Geplant sind aktuell der Neubau eines Kinderzentrums in ökologischer Bauweise und entsprechenden Plus-Energie-Standards sowie die Erschließung eines weiteren Baugebiets mittels eines kalten Nahwärmenetzes.

Auch im Bereich Elektromobilität sei die Gemeinde nicht untätig und arbeite an der Erstellung einer Ladeinfrastruktur, so Löffelhardt. Auch hier war es Löffelhardt und seinem Team wichtig, die Bevölkerung mit einzubeziehen und ihre Wünsche abzufragen. Für Löffelhardt ist es so z.B. unabdingbar, dass das geplante CarSharing in allen Stadtteilen angeboten wird.

Auch das Thema Wissensvermittlung und Erlebbarkeit liegt der Gemeinde am Herzen. So wurde ein Energie-Lehrpfad erstellt, auf dem Erneuerbare Energien und die Projekte der Gemeinde sowohl analog als auch digital erlebbar sind.

Abschließend bemerkte Löffelhardt, dem sehr wichtig ist, sein Wissen und seine Erfahrungen an nationale sowie auch internationale Besuchergruppen weiterzugeben, dass die Gemeinde in den vergangenen 10 Jahren 920.00 Euro ausgegeben, aber 2,5 Millionen Euro an Fördergeldern bekommen habe. „Aktuell gibt es in diesem Bereich so viele Fördermittel wie noch nie. Wer als Kommune jetzt nicht darauf zugreift, schneidet sich ins eigene Fleisch.

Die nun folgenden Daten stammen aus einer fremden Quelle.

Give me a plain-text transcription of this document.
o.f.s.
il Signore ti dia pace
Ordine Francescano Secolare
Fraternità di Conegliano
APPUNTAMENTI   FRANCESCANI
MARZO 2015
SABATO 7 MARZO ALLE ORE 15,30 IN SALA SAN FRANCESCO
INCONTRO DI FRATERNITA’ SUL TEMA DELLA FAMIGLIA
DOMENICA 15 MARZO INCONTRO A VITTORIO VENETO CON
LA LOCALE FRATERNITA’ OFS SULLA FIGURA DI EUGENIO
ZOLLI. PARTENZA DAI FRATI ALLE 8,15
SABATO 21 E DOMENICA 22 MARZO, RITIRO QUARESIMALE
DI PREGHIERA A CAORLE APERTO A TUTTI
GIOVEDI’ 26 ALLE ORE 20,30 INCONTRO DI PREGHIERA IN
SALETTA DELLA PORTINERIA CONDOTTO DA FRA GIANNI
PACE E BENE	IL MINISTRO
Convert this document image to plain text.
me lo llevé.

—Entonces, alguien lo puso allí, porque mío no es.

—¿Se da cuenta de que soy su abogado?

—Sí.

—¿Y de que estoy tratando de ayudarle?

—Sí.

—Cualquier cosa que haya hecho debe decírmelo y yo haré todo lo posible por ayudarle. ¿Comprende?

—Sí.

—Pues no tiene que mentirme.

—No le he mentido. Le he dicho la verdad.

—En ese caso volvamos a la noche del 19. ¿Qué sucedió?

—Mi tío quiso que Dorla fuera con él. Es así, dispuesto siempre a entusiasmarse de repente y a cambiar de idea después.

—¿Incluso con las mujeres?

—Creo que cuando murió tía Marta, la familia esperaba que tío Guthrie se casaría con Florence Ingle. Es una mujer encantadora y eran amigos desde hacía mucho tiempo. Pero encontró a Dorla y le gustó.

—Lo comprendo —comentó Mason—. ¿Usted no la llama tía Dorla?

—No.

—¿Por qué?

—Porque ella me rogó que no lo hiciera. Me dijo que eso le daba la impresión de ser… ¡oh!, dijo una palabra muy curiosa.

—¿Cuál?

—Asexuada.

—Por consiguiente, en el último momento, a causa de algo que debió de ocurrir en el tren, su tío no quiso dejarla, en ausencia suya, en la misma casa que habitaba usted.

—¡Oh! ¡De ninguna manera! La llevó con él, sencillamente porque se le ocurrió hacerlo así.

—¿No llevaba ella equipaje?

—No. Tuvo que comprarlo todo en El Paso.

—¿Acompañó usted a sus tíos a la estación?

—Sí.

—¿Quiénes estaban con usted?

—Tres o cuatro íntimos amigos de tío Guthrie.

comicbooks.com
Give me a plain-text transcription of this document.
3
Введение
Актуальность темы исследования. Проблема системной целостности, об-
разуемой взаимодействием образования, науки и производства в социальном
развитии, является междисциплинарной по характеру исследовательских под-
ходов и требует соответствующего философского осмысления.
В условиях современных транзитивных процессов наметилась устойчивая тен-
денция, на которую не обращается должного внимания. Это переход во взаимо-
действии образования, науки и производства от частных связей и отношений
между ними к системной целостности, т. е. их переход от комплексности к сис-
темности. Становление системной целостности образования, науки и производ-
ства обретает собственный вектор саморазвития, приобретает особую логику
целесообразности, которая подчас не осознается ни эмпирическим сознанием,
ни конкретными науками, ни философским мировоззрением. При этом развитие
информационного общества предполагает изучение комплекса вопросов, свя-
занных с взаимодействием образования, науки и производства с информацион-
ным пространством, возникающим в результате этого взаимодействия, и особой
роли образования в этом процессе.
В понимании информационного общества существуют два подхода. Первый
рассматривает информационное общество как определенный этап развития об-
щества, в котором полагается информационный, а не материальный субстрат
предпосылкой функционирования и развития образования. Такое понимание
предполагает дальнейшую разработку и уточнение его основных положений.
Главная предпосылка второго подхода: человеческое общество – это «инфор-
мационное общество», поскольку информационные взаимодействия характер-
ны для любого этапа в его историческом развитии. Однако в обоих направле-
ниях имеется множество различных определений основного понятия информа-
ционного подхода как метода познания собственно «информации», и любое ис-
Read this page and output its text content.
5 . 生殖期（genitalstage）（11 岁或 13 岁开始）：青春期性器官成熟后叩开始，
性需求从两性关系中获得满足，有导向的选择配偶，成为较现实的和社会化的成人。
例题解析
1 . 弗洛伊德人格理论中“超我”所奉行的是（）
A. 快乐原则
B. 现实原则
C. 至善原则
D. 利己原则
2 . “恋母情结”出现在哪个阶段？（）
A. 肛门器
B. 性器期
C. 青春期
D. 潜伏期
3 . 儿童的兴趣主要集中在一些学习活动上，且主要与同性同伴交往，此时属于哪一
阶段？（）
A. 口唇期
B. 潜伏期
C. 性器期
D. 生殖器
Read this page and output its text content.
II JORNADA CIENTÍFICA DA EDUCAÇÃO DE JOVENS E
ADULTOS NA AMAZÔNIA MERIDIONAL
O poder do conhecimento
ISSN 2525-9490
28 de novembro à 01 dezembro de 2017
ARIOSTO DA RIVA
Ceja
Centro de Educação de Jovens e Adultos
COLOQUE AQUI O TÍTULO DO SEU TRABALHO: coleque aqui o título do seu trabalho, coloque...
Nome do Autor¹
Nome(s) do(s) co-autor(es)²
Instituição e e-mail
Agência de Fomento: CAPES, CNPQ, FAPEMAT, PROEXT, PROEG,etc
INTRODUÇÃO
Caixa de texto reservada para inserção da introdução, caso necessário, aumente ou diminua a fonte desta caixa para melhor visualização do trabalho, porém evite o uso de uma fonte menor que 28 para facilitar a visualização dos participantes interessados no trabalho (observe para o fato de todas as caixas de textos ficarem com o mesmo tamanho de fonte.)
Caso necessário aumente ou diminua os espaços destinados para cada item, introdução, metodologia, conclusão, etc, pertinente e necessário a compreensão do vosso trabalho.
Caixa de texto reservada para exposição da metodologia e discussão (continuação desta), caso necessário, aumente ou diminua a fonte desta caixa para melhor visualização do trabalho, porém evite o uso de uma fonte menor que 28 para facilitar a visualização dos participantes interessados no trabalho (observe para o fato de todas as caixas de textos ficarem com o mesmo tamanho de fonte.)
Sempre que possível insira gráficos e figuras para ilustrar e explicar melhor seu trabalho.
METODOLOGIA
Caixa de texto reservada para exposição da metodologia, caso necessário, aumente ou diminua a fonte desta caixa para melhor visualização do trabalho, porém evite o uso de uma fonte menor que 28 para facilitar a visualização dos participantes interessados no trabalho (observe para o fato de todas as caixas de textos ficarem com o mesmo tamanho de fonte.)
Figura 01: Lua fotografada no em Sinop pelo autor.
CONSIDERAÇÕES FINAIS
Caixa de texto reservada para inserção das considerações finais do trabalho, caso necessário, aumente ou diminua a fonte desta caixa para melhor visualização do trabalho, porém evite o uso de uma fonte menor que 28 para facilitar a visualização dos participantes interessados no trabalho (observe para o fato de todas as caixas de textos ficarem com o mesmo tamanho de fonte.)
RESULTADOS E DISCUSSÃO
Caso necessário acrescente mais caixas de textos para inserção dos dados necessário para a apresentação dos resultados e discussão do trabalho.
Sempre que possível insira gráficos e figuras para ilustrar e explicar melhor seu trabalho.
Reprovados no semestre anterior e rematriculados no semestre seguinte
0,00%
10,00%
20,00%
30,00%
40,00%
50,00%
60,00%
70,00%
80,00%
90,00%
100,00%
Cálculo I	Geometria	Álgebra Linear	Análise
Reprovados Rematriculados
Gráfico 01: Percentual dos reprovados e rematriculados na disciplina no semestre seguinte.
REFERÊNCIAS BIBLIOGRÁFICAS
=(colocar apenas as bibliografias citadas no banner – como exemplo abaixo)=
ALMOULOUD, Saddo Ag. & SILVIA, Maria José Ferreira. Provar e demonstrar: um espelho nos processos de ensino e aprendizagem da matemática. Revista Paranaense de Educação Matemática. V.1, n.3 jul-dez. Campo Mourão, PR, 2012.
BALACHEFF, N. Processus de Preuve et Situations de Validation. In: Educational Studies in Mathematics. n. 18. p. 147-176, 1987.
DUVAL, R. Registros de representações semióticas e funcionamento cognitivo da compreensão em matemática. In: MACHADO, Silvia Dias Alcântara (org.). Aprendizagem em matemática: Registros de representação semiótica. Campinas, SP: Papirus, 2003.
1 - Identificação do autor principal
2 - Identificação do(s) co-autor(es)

In Zukunft werden diese mit Sicherheit nicht mehr so hoch sein, da sich einige Förderungen z.B. durch verpflichtende Regelungen erledigen.“

Foto: Der grüne Ortsverband Lauda-Königshofen sowie Mitglieder des Klimaarbeitskreises besuchten die europäische Energie- und Klimaschutzkommune Wüstenrot im Landkreis Heilbronn.